The Symposium, “Civil Resistance and the Law: Nonviolent Transitions to Democracy,” is Thursday, Nov. 10 from 9 a.m. to 12:30 p.m. at the College of Law’s Marlyn Lugar Courtroom and features a roster of experts, including WVU professors Charles DiSalvo, who will moderate, and panelist James J. Friedberg.
The keynote speaker is Erica Chenoweth, an assistant professor of government at Wesleyan University. Other panelists and presenters are:

• Penelope Andrews, associate dean and professor of law at City University of New York
• Donald Kochan, professor of law at Chapman University
• Daniel Serwer a professorial lecturer and visiting scholar in conflict management and a senior fellow at the Center for Transatlantic Relations, Johns Hopkins
School of Advanced International Studies

The event is the first part of a collaborative lecture series between the College of Law and WVU’s P.I. Reed School of Journalism. The first part of the series, government transitions to democracy, is produced by the College of Law. The second, the role social media has played in the transition, will be produced by the School of Journalism.

The symposium will be webcast at: http://lawmediasite.wvu.edu/mediasite/Catalog/catalogs/default.aspx. For more information on the speakers see: http://law.wvu.edu/civilresistance.

The public is welcome to attend.

Jessie Reckart, a third-year law student and editor-in-chief of the Law Review, said the goal for the Symposium was to provide students and the public with international and legal perspectives on civil disobedience.
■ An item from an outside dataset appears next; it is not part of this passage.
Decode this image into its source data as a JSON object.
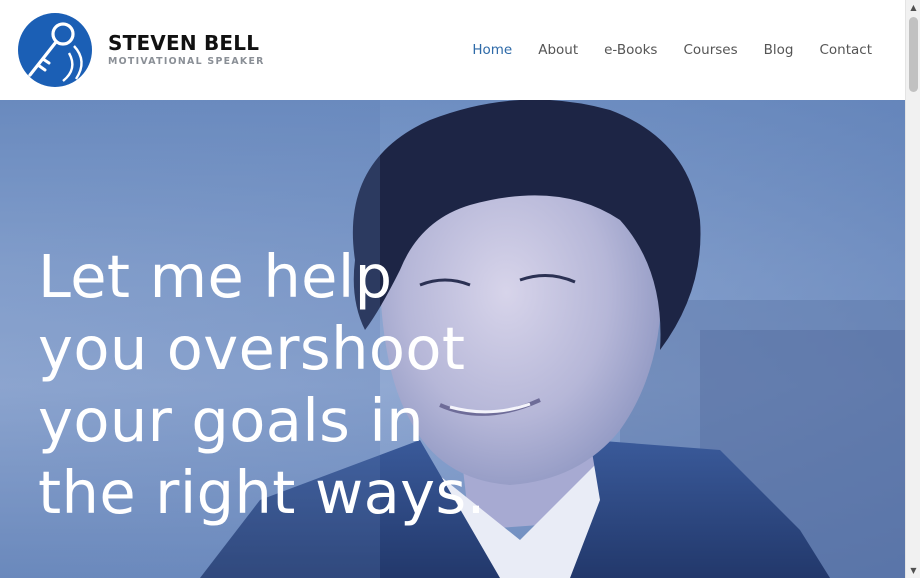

The U.S. protests that developed during the planning of the event helped reinforce the lessons brought about by the Arab Spring.

In the months that followed the forum’s initial planning, law students became aware of protests closer to home, including a Wisconsin teachers’ sit-in and the March to Blair Mountain, a movement to preserve a historic battlefield in Logan County that is threatened by mountaintop removal mining. The country-wide Occupy Wall Street movement also came to the forefront of the media and public consciousness in the weeks before the Symposium was announced.

“It seems that we were quite prescient,” Reckart said. “We set out to deal with an international topic.”

“We started brainstorming this topic last February, in the midst of the civil resistance occurring in Egypt,” Law Review senior managing editor and third-year student Lara Omps said. “This topic is incredibly timely and I am certain it will continue to shape America’s role and future in the international community.”
The topic is aligned with the College of Law’s mission to include global perspectives to the students’ education. But the lessons, Reckart says, are really universal.
Although the Arab Spring is an extreme example of civil resistance, other movements like the Tea Party and Occupy Wall Street represent a more generalized discontent.

“Whenever a group of people feels powerless they use civil disobedience to affect change,” Reckart said. “If they’re not being heard within the recognized government structure, they have to go outside of that structure for their voice to be heard. Hopefully, they go about it in a peaceful way.”
DiSalvo, an expert in civil disobedience and the law, agrees. He says one of the fundamental lessons of civil disobedience is that “all government is dependent upon the consent of the governed.”

Although unique in its scope, DiSalvo said Arab Spring protests were modeled from lessons outlined by Gene Sharp, a professor emeritus of political science at the University of Massachusetts Dartmouth who is known for his extensive writings on nonviolent struggle.

“The young people in Egypt studied him and acted on his principles,” DiSalvo said.

The book, “Why Civil Resistance Works: The strategic logic of non violent conflict,” co-authored by Chenoweth is another essential writing on the topic, he said.